Twenty four hours into my self imposed Social Media exodus and all seems well. I mean, I haven’t felt the urge to punch anyone yet.
I announced my departure on Facebook and apart from one comment about me being able to spend more time playing with my Lego, nine people ‘liked’ my status update. The sentiment or the actual fact that I was leaving?
Deactivating my Facebook account was fairly straight forward. I thought.
I had to give a reason for such snubbery and I chose the Schwarzenegger option of ‘I’ll be back’. I hit submit just as I spotted that they would helpfully reinstate my account in 7 days.
So within minutes of taking the plunge, I was crawling out of the deep end again to choose a different option. I can’t remember what it was. I was so annoyed at their sneaky tactics for all I know I may have told them I was dead.

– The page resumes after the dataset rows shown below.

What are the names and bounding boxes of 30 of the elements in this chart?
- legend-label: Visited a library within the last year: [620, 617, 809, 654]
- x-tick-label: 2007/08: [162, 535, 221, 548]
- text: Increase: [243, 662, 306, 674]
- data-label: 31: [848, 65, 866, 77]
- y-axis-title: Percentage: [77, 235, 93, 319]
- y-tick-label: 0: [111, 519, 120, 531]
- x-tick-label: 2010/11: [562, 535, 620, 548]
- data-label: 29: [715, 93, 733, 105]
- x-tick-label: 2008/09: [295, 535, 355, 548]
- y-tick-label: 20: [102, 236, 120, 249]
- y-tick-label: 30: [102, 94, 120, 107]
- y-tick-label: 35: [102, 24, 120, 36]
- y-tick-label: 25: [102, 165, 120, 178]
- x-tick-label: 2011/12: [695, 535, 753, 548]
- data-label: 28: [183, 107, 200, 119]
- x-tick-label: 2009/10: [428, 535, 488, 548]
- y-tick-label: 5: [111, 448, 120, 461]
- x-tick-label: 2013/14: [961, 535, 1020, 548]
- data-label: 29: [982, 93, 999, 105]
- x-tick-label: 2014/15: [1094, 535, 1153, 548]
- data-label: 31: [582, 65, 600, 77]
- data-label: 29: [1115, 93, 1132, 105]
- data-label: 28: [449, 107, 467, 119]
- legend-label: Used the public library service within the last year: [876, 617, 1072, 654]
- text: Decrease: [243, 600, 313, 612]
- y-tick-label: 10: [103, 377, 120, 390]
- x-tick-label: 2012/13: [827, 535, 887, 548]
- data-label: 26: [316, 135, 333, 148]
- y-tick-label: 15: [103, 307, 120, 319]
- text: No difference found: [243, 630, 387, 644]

I did however stop short of totally deleting my account. I plan to do that if I manage to stay away for six months.
Twitter and Instagram were easier. I just deleted the Apps from all my devices and will not post or look again. I did think about deleting those accounts completely, but there were are gems on there I’d hate future civilisations or bored Friday afternoon office workers to miss out on.
The decision to leave social media was one I’v been considering for a while.
Basically I was getting fed up with all the click-bait, false news, vitriol, cats, sunrises, sunsets, dogs, #followfriday, friend requests from people I didn’t know, friend requests from people I did know, red pandas, videos of people falling over, cats falling over, dogs falling over, pictures of vegan food and pictures of people eating vegan food falling over dogs.
Since the New Year I have read 1,000,000% fewer tweets and 3 books. I have no idea what any of my family or friends had for lunch or how big Donald Trump’s dick is.
My head is clearer. Food tastes better. I think I may call it Nosocialmedianuary. No hashtag required.